Are we secure on the internet?

While information communication technologies and social media platforms have impacted businesses positively and helped people stay connected, concerns around online safe, improper use of data, and breach of privacy by technology giants have raised new questions.

A recent example is the statement issued by Apple Inc which states that a software patch will be issued for a bug that allows iPhone users to hear audio from users who have not yet accepted their calls. Reuters had successfully replicated the bug and discovered that it allows an iPhone user making a call using Apple’s FaceTime feature to hear audio from the recipient’s phone even if they have not yet answered the call. While an Apple spokesperson said that they are aware of the issue, and that they will fix it immediately, the question at large remains the same. Are we secure on the internet? How advanced is technology that it would allow anybody calling you on FaceTime to hear you before you answer a call? If this is just a bug; an unintentional issue, what can be done with intention?

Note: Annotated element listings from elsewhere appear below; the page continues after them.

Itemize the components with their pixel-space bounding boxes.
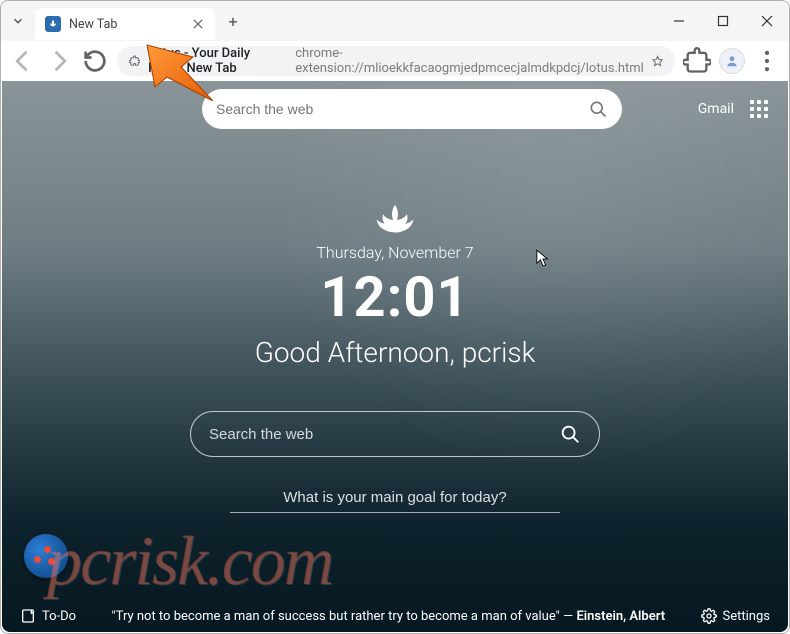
- omnibox-url: chrome-extension://mlioekkfacaogmjedpmce…: [295, 46, 644, 76]
- clock-time: 12:01: [320, 264, 469, 330]
- todo-label: To-Do: [42, 609, 76, 624]
- new-tab-button[interactable]: +: [219, 12, 247, 31]
- back-button[interactable]: [9, 47, 37, 75]
- profile-avatar-button[interactable]: [719, 48, 745, 74]
- maximize-button[interactable]: [701, 1, 745, 41]
- close-window-button[interactable]: [745, 1, 789, 41]
- quote-author: Einstein, Albert: [576, 609, 665, 624]
- omnibox-site-title: Lotus - Your Daily Focus New Tab: [148, 46, 283, 76]
- search-icon: [588, 99, 608, 119]
- header-search-input[interactable]: [216, 101, 588, 117]
- extension-icon: [129, 53, 140, 69]
- todo-icon: [20, 608, 36, 624]
- header-search-box[interactable]: [202, 89, 622, 129]
- gmail-link[interactable]: Gmail: [698, 101, 734, 117]
- address-bar[interactable]: Lotus - Your Daily Focus New Tab chrome-…: [117, 46, 675, 76]
- window-controls: [657, 1, 789, 41]
- settings-label: Settings: [723, 609, 770, 624]
- bookmark-star-icon[interactable]: [652, 53, 663, 69]
- lotus-icon: [374, 201, 416, 235]
- gear-icon: [701, 608, 717, 624]
- forward-button[interactable]: [45, 47, 73, 75]
- goal-input[interactable]: [230, 489, 560, 506]
- footer: To-Do "Try not to become a man of succes…: [2, 608, 788, 624]
- toolbar: Lotus - Your Daily Focus New Tab chrome-…: [1, 41, 789, 81]
- date-text: Thursday, November 7: [316, 243, 473, 262]
- tab-search-dropdown[interactable]: [1, 14, 35, 28]
- page-header: Gmail: [2, 89, 788, 129]
- main-search-input[interactable]: [209, 426, 559, 443]
- assistant-orb-button[interactable]: [24, 534, 68, 578]
- tab-close-icon[interactable]: [191, 17, 205, 31]
- page-viewport: Gmail Thursday, November 7 12:01 Good Af…: [2, 81, 788, 632]
- apps-grid-icon[interactable]: [750, 100, 768, 118]
- quote-text: "Try not to become a man of success but …: [112, 609, 574, 624]
- todo-button[interactable]: To-Do: [20, 608, 76, 624]
- greeting-text: Good Afternoon, pcrisk: [255, 336, 536, 369]
- titlebar: New Tab +: [1, 1, 789, 41]
- tab-favicon-icon: [45, 16, 61, 32]
- main-search-box[interactable]: [190, 411, 600, 457]
- browser-tab[interactable]: New Tab: [35, 8, 215, 40]
- settings-button[interactable]: Settings: [701, 608, 770, 624]
- goal-input-wrapper[interactable]: [230, 487, 560, 513]
- center-panel: Thursday, November 7 12:01 Good Afternoo…: [2, 201, 788, 513]
- extensions-button[interactable]: [683, 47, 711, 75]
- main-menu-button[interactable]: [753, 47, 781, 75]
- search-icon: [559, 423, 581, 445]
- reload-button[interactable]: [81, 47, 109, 75]
- tab-title: New Tab: [69, 17, 183, 32]
- quote: "Try not to become a man of success but …: [88, 609, 688, 624]
- minimize-button[interactable]: [657, 1, 701, 41]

In another example, Alphabet Inc.’s Google said that it had disabled an iPhone app that it had paid some users to install on their devices in order to study their digital habits. This was followed shortly by Facebook Inc who carried out a similar move. Google and Facebook both have faced blacklash from privacy experts for disturbing their research apps through a programme that was designed by Apple Inc for companies to distribute apps to employees. “The Screenwise Meter iOS app should not have operated under Apple’s developer enterprise program — this was a mistake, and we apologize” —Google said in a statement, while Apple did not respond immediately.

In a similar turn of events, Apple Inc stated that it had banned Facebook Inc from a programme that was designed to allow businesses to control iPhones that were used by their employees. They stated further that the social networking company has misused this programme to track the web browsing habits of teenagers. According to TechCrunch, a technology news site, Facebook had paid users as young as 13 years of age to install an app called Facebook Research on their phones. The app used Apple’s business tools to ask for the permission of a user to install the ‘virtual private network software’ that can track browsing habits. Facebook responded by stating that there was ‘nothing secret’ about this as participants were given a clear explanation, and paid for their participation They also said that less than 5% of the participants were teens and that all of them had signed parental consent forms.

Among many other controversies aligned with Facebook, German’s antitrust watchdog announced that there will be a crackdown on Facebook’s practices on data collection after it ruled that the world’s largest social media network has abused its market dominance by gathering information on its users without their knowledge or consent.

Such recent events highlight the urgent need to address concerns on privacy and security on the internet, specifically, the need to raise awareness of how one’s personal data are being used.